La nostalgia, esa palabra tan dulcemente sonora, tan humana, me transportó hasta la imagen de aquel hombre crepuscular que dejé en el mar sin explicación ni piedad… Veo su rostro encantador jugando con el hijo que podría haber sido tuyo…
Tú jamás perdonarás esta humillación y, yo, tampoco pretendo perdonar las tuyas… No haré más conjeturas acerca de nuestro paraíso en ruinas. Una mujer expresa con un gesto o una mirada todo el sufrimiento que lleva consigo… No esperaré el amanecer para ver el sol, si hoy lo puedo tener cerca…
En mi vago sótano mental la posibilidad de envejecer a tu lado, susurrando pasados en la quietud de una tarde de invierno es ya una mera utopía. Es lo que tiene estar cerca del final: pretendemos encontrar los frutos de la esperanza y la alegría donde sólo hubo terrenos baldíos.
Me llevaré la culpa de un niño no nacido; pero mitigaré mi dolor al evitarle el suyo.

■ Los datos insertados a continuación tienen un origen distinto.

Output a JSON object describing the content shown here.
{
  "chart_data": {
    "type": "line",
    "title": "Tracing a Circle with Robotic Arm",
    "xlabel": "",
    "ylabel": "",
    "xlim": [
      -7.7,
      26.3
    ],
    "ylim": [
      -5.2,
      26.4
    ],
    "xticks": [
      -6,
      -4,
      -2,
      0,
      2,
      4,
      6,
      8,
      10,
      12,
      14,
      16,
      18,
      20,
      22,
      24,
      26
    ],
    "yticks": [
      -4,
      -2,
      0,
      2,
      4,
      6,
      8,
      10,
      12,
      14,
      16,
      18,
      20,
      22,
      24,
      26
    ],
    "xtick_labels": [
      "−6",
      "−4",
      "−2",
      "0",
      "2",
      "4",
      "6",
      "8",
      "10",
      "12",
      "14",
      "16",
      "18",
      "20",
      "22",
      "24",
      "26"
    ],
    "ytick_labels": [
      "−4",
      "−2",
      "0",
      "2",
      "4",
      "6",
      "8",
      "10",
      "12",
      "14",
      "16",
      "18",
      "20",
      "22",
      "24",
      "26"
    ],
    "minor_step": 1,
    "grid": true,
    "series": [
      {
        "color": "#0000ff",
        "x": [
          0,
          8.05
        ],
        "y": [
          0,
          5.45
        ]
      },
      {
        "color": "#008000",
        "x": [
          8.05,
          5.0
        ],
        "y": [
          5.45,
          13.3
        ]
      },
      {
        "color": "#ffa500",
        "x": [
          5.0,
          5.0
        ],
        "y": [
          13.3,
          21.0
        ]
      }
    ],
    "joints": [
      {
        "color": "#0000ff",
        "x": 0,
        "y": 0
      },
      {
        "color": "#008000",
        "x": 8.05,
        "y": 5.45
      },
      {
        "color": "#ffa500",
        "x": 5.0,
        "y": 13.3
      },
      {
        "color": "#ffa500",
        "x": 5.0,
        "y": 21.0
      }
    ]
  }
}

Me voy así desnuda porque anhelo que encuentres en la melancolía de mi cuerpo todos los años consumidos por mi desgracia; verás en él los fragmentos de una vida miserable.
Tú no podrías matarme: temes mi muerte porque sabes que sin mí tu extraño mundo es inaccesible. Por eso, sé que sufrirás en demasía al comprobar que ya no desplegaré más calor, que seré un recuerdo tirano, una sombra proyectada por nadie en tus rincones solitarios.
Prefiero la creencia de un sueño largo, muy largo y feliz. Ignoro con qué sonaré o con quiénes. Lo único cierto es el estado puro de la muerte al que llegamos ya sin ataduras ni memorias.
Me despido, Leandro, arrepentida no por amarte sino por haberlo hecho durante mucho tiempo.
Un beso, un último beso.
Post - data: Si los astros o los dioses que ven la sinceridad de mis lágrimas me otorgasen un deseo, uno sólo a cambio de mi suicidio, diría: ser feliz con el primer hombre que fuiste.